A SOMP atinge cerca de 170 milhões de mulheres no mundo, equivalente a 1 em cada oito mulheres. A decisão visa melhorar o diagnóstico e o tratamento, refletindo que a doença envolve mais do que apenas alterações ovarianas.

O que é SOMP?

A SOMP resulta de um desequilíbrio hormonal que impacta principalmente androgênios e insulina. A nova nomenclatura expande o foco para também considerar impactos metabólicos e outros eixos hormonais que influenciam a saúde das pacientes.

85% das pessoas com SOMP apresentam resistência à insulina, situação associada a maior risco de diabetes tipo 2. Além disso, desequilíbrios hormonais elevam o risco cardiovascular. A condição apresenta variações entre pacientes, dificultando diagnósticos simples.

A mudança busca evitar ambiguidades associadas ao termo ovários policísticos, que pode sugerir apenas alterações ovarianas mesmo quando outras cadeias hormonais estão envolvidas. A nomenclatura mais ampla facilita a identificação de sinais clínicos e estratégias terapêuticas.

Por que este nome?

O termo antigo não descrevia adequadamente a condição: os chamados cistos nos ovários são, na verdade, folículos antrais, e nem todas as pacientes possuem esses folículos visíveis em exames. Por isso, o novo rótulo evita equívocos e reduz estigmas ligados ao eixo reprodutivo.

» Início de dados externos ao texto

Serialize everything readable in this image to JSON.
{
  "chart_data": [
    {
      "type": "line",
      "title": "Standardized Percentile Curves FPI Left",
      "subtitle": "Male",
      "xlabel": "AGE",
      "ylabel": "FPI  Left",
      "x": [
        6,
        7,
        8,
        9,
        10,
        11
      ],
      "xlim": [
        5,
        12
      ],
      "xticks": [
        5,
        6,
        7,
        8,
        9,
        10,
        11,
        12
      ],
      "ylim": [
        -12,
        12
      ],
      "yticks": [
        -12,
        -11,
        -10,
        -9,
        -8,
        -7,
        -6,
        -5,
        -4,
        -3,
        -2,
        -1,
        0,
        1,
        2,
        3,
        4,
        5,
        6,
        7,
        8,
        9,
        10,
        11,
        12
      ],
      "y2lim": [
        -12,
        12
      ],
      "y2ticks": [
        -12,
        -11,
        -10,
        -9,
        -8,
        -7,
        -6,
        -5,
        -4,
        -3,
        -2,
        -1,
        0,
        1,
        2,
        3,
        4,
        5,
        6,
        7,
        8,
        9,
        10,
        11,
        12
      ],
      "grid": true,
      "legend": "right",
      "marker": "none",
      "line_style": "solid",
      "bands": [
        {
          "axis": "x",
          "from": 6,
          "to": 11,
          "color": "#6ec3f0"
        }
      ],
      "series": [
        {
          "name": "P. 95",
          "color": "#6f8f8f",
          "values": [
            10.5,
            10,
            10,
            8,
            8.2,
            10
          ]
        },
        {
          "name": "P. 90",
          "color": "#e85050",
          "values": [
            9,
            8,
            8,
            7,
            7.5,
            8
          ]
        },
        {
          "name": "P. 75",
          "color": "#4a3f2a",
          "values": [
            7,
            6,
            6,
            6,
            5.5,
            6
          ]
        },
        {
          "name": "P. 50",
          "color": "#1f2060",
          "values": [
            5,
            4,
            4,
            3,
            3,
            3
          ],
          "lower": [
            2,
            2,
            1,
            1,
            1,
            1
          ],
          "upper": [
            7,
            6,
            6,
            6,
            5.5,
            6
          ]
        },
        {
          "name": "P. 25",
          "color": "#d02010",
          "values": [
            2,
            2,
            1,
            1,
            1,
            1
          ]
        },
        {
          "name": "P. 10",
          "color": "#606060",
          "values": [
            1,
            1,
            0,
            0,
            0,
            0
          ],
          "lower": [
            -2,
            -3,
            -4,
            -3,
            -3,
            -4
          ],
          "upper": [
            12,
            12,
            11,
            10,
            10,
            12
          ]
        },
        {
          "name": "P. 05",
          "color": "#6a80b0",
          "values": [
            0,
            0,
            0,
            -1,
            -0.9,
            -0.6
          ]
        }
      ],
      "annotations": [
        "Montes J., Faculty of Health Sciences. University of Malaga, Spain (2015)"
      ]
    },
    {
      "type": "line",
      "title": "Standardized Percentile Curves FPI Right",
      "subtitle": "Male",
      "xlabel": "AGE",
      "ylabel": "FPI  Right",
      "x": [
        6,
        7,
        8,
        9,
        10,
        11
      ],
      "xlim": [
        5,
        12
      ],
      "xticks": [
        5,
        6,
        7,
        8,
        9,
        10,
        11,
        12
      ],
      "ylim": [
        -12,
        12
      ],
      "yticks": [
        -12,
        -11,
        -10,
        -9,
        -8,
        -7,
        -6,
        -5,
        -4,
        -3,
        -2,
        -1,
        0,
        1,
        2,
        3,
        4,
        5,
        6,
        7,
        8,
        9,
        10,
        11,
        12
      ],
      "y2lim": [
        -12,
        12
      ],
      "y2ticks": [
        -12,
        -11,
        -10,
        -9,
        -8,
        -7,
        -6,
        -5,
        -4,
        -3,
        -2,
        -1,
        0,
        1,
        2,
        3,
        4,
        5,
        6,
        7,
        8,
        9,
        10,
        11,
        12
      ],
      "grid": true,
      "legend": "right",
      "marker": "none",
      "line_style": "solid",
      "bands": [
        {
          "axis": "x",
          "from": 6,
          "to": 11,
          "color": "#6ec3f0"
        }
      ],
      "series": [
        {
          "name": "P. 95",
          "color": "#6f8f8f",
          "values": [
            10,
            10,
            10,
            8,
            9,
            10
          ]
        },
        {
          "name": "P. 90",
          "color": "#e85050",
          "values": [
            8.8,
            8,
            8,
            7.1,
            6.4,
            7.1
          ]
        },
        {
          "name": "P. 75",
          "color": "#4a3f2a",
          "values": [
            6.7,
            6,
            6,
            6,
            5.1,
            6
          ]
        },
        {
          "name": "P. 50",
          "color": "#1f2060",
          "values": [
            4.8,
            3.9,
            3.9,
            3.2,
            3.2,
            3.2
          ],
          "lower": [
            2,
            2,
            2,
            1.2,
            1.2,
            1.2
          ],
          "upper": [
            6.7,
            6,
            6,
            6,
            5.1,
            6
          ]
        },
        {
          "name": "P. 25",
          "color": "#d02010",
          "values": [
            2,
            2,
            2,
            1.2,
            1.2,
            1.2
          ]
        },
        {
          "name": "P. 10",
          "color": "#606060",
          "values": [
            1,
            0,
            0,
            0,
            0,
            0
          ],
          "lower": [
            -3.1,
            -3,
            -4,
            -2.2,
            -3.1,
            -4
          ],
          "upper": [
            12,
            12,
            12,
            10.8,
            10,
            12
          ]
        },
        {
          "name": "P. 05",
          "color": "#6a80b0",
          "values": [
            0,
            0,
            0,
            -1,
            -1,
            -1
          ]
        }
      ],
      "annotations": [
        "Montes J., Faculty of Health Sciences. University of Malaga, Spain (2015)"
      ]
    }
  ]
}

A transição envolve mudanças na comunicação entre profissionais de saúde e pacientes, buscando compreensão mais holística da doença. A escolha também considerou impactos culturais e de gênero, evitando termos que reduzem a condição a apenas aspectos reprodutivos.

O que muda na prática?

Pacientes com ciclos menstruais irregulares, dificuldade para engravidar ou acne e pelos excessivos podem manter o diagnóstico sob a nova nomenclatura, que enfatiza o componente metabólico. Médicos devem considerar sinais de resistência à insulina e fatores de risco cardiovascular no manejo.